In August 2010, the University of Cambridge and Google published the Capsicum security model at the USENIX Security Symposium. Initially funded by a Google Faculty Research Award, Capsicum combines security ideas from historic research capability systems with contemporary operating-system design to allow robust, fine-grained, flexible, and application-centred sandboxing. Since 2012, Google Open Source Programs Office and the FreeBSD Foundation have been jointly funding continuing open source development to transition Capsicum from research to practice; Google also has summer students working on Capsicum through Google Summer of Code under the FreeBSD organization.
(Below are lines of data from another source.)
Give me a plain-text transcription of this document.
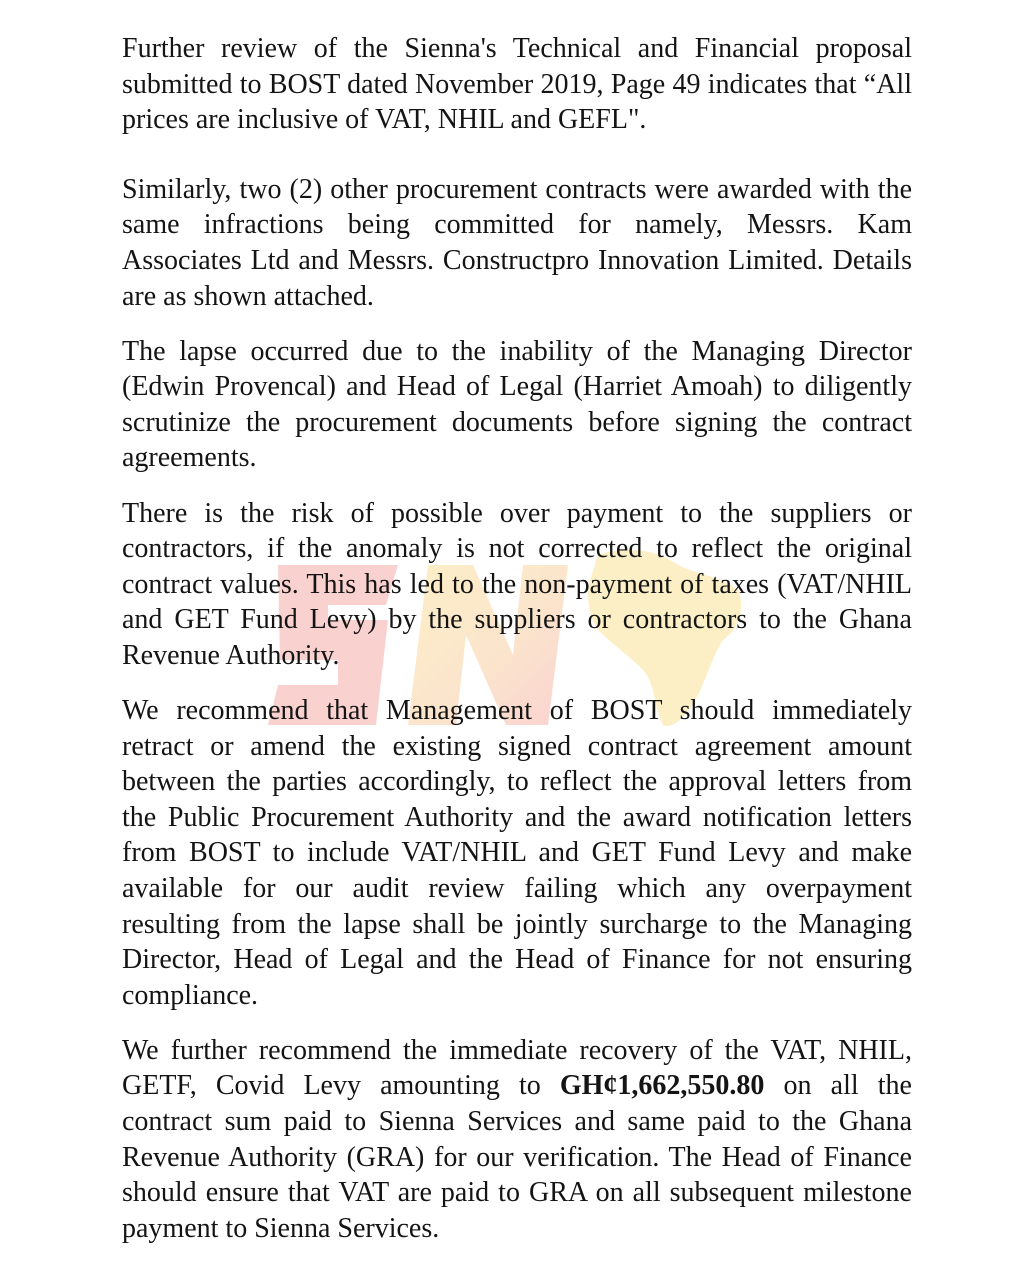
Further review of the Sienna's Technical and Financial proposal submitted to BOST dated November 2019, Page 49 indicates that “All prices are inclusive of VAT, NHIL and GEFL".

Similarly, two (2) other procurement contracts were awarded with the same infractions being committed for namely, Messrs. Kam Associates Ltd and Messrs. Constructpro Innovation Limited. Details are as shown attached.

The lapse occurred due to the inability of the Managing Director (Edwin Provencal) and Head of Legal (Harriet Amoah) to diligently scrutinize the procurement documents before signing the contract agreements.

There is the risk of possible over payment to the suppliers or contractors, if the anomaly is not corrected to reflect the original contract values. This has led to the non-payment of taxes (VAT/NHIL and GET Fund Levy) by the suppliers or contractors to the Ghana Revenue Authority.

We recommend that Management of BOST should immediately retract or amend the existing signed contract agreement amount between the parties accordingly, to reflect the approval letters from the Public Procurement Authority and the award notification letters from BOST to include VAT/NHIL and GET Fund Levy and make available for our audit review failing which any overpayment resulting from the lapse shall be jointly surcharge to the Managing Director, Head of Legal and the Head of Finance for not ensuring compliance.

We further recommend the immediate recovery of the VAT, NHIL, GETF, Covid Levy amounting to GH¢1,662,550.80 on all the contract sum paid to Sienna Services and same paid to the Ghana Revenue Authority (GRA) for our verification. The Head of Finance should ensure that VAT are paid to GRA on all subsequent milestone payment to Sienna Services.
The project has been led by FreeBSD developer Pawel Dawidek, who has refined the Capsicum model as our experience has grown, updating existing privilege-separated applications to use Capsicum (e.g., OpenSSH and dhclient). Pawel has also adapted new applications to use Capsicum compartmentalisation "out-of-the-box", including system tools services (e.g., tcpdump, kdump,the high-availability storage daemon [hastd], the security audit-trail distribution daemon [auditdistd]), and UNIX pipeline components (e.g., grep, uniq). The goal is to move gradually towards ubiquitous sandboxing: since it is cheap (and often easy), explore what happens when you try to do it everywhere, mitigating as-yet unknown future vulnerabilities.
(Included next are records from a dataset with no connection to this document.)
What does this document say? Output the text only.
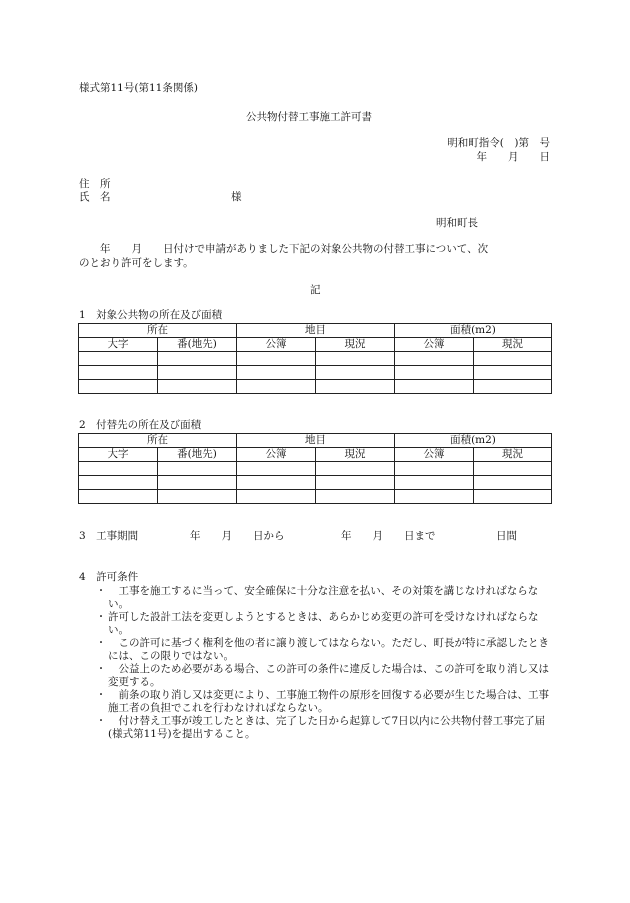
様式第11号(第11条関係)
公共物付替工事施工許可書
明和町指令(　)第　号
年　　月　　日
住　所
氏　名	様
明和町長
　　年　　月　　日付けで申請がありました下記の対象公共物の付替工事について、次
のとおり許可をします。
記
1　対象公共物の所在及び面積
所在		地目		面積(m2)	
大字	番(地先)	公簿	現況	公簿	現況

2　付替先の所在及び面積
所在		地目		面積(m2)	
大字	番(地先)	公簿	現況	公簿	現況

3　工事期間	年　　月　　日から	年　　月　　日まで	日間
4　許可条件
・ 　工事を施工するに当って、安全確保に十分な注意を払い、その対策を講じなければならない。
・ 許可した設計工法を変更しようとするときは、あらかじめ変更の許可を受けなければならない。
・ 　この許可に基づく権利を他の者に譲り渡してはならない。ただし、町長が特に承認したときには、この限りではない。
・ 　公益上のため必要がある場合、この許可の条件に違反した場合は、この許可を取り消し又は変更する。
・ 　前条の取り消し又は変更により、工事施工物件の原形を回復する必要が生じた場合は、工事施工者の負担でこれを行わなければならない。
・ 　付け替え工事が竣工したときは、完了した日から起算して7日以内に公共物付替工事完了届(様式第11号)を提出すること。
A key contribution of this work is the Casper application framework. Casper manages the creation of sandboxes, launching them on demand with only the rights they require to operate (Saltzer and Schroeder's 1975 Principle of Least Privilege). Existing applications can be linked against Casper to make use of a growing suite of Casper components, including sandboxed DNS resolution, delegation of file-system subsets, cryptographic random number generation, network services (such as sockets), system monitoring interfaces (via sysctl), and system databases such as the user and password files.
Pawel's current work is due to wrap up later in 2013. FreeBSD 10.0 will ship with Capsicum enabled by default and a suite of sandboxed applications.